There isn’t much light, and you feel a sense of dread that is more potent even than what lies outside. You snatch up the book he gave you, the one that inspired a few of the drawings now clinging to the stone.
“I had no idea you were an artist,” Julian muses, leaning against the doorframe and studying an accurate drawing of a human heart. It’s so cast in shadow that it’s a wonder he can see it.
“Copying’s easy enough, no real skill involved.” You shrug. Brushing past him and out of your office, you press the book into his hands. His eyes do a final sweep of the room, of the slap-dash nature of how you live before he lets you close the door.

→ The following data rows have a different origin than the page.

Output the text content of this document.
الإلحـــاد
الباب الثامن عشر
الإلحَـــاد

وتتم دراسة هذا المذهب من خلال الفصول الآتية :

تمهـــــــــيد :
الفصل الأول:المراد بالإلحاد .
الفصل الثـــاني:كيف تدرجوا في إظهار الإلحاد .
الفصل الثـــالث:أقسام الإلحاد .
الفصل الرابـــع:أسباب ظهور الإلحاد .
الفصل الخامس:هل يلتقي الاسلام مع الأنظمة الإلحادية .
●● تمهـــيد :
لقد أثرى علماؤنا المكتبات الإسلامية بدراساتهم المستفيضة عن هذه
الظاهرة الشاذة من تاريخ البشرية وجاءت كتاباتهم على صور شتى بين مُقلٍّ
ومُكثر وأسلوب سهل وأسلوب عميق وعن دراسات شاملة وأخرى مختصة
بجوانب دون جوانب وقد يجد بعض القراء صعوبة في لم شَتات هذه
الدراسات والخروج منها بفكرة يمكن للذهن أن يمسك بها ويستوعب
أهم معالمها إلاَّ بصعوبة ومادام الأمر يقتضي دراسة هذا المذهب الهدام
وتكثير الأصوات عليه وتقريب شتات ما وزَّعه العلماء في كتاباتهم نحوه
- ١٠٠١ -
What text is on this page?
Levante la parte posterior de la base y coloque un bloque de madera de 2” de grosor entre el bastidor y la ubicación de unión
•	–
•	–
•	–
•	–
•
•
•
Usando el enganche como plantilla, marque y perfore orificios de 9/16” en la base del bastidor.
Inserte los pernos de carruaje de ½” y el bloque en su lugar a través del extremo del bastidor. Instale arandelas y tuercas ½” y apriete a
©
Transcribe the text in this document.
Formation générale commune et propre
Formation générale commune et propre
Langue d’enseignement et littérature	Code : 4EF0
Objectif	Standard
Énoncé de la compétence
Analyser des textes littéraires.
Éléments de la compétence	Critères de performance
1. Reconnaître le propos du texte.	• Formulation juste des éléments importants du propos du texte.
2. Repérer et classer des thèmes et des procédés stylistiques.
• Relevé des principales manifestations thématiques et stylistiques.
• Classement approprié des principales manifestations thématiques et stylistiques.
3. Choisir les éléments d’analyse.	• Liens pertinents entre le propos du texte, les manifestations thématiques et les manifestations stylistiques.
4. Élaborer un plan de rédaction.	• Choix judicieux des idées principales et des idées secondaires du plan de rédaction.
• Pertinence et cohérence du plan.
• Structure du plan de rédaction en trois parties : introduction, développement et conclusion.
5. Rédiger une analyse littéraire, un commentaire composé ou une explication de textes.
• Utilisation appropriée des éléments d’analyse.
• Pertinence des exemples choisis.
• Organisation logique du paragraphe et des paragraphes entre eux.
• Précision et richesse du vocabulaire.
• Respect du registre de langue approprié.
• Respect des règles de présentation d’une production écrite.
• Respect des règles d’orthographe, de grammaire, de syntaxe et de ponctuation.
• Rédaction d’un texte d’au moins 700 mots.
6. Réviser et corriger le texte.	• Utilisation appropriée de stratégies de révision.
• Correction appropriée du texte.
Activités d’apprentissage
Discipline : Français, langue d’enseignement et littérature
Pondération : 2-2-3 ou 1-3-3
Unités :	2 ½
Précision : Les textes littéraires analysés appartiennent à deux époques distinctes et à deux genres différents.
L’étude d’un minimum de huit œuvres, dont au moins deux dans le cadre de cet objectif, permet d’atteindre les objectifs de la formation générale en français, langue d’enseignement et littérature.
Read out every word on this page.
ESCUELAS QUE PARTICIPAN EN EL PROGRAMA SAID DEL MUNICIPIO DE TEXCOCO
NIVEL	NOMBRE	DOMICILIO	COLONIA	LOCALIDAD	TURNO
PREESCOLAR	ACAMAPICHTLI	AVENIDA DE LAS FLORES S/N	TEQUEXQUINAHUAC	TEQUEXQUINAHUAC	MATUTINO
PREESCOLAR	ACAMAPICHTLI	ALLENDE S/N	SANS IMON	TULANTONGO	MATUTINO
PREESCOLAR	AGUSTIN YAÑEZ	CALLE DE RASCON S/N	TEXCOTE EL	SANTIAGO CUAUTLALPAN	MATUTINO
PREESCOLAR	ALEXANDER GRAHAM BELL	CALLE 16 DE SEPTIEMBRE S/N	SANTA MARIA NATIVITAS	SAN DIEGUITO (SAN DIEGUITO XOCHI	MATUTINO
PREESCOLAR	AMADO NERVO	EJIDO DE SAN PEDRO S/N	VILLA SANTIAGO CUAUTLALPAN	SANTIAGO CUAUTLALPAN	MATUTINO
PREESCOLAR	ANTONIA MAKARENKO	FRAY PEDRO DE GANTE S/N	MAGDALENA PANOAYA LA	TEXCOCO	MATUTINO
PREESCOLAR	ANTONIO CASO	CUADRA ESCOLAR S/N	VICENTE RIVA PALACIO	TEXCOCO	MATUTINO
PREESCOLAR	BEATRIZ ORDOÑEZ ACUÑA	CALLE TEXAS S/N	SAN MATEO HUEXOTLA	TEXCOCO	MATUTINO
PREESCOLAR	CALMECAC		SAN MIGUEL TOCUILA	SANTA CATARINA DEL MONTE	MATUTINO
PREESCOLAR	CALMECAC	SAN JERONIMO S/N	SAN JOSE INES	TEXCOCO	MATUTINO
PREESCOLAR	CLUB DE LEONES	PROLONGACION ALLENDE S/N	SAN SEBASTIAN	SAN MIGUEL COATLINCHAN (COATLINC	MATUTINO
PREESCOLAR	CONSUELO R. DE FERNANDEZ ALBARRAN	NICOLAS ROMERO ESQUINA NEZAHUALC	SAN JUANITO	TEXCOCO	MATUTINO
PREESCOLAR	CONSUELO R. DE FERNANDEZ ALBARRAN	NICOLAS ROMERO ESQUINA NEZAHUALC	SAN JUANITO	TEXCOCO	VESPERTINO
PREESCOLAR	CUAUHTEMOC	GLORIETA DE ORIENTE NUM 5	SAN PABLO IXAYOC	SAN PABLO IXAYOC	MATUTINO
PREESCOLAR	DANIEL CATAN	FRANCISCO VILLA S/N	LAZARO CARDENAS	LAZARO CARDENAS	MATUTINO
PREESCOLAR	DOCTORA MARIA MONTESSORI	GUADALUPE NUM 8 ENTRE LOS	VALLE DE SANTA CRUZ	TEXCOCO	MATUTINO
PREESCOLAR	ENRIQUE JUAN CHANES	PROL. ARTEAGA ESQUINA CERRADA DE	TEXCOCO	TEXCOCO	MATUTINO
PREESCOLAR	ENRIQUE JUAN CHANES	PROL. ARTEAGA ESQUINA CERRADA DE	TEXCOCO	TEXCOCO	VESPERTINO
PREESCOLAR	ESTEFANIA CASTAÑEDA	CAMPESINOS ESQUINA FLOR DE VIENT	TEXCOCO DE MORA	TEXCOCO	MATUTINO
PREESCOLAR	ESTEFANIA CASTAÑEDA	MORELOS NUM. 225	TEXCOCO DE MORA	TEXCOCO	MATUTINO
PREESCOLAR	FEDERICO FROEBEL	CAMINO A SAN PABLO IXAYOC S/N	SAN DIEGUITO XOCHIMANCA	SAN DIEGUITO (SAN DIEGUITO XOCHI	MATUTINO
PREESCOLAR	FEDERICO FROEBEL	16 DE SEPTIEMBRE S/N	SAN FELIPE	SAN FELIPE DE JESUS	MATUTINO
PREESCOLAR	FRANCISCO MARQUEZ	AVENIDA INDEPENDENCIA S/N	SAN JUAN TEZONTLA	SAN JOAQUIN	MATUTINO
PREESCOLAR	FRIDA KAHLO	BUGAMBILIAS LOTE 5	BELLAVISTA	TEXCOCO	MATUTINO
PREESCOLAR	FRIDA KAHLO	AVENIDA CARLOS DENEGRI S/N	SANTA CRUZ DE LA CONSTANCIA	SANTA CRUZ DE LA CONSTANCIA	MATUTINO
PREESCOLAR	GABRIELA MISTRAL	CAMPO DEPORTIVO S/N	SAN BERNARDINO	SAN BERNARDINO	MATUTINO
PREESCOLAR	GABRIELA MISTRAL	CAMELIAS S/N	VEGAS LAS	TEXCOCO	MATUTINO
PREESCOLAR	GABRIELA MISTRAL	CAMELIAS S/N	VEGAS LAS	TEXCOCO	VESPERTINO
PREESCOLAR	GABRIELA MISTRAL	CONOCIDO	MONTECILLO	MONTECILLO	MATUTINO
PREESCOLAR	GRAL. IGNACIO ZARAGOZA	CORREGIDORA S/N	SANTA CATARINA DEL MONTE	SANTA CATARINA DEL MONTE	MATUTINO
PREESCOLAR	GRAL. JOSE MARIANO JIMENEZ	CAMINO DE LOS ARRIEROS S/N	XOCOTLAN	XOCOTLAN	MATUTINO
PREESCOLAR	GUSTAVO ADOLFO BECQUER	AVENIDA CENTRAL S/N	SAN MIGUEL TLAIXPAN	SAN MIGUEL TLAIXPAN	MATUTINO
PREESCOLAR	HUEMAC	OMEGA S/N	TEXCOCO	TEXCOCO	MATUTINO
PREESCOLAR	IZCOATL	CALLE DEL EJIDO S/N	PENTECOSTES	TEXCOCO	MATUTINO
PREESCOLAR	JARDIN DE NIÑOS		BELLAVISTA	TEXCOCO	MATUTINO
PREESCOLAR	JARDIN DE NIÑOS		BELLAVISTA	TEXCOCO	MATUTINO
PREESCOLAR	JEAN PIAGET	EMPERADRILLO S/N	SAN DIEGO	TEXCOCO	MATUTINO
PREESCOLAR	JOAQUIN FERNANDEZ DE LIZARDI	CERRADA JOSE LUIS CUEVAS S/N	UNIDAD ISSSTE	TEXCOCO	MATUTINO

“I wouldn’t say that,” he says. You don’t know how to respond. Julian steps to the right, standing in front of his own door. And with very little care, he drops the book through the bars and into his room. You’re not particularly fond of the iron bars, but you’ve never told anyone that. They remind you too much of a prison.
You haven’t the faintest idea how right you are to fear them.
But Devorak is the very definition of a handsome distraction. He turns and, with a flourish, holds out his hand. He knows how to coax a true smile from you, a sense of security that has yet to be proven false.
There’s an immediate, unfortunate response to accepting him. Your insides turn to wriggling maggots and it is several minutes before they begin to subside. It’s unpleasant that they rear their sightless heads in search of a decomposing patient and not because someone brings you joy.
You’re quiet as you walk with him, waiting for the fear and desire to shut your eyes to pass. His hand held at your side, you let him open doors and lead you up flights of stairs. To leave the dark behind is an odd sensation, like feeling returning to a sleeping limb.
The pressure in your chest, the weight of all this dying has severed the connection between your brain and your body. But you the top-side palace, pink and gold and eerily quiet in places.
“What do you need up here?” You ask Julian, looking at him because when you do your eyes can never be sad.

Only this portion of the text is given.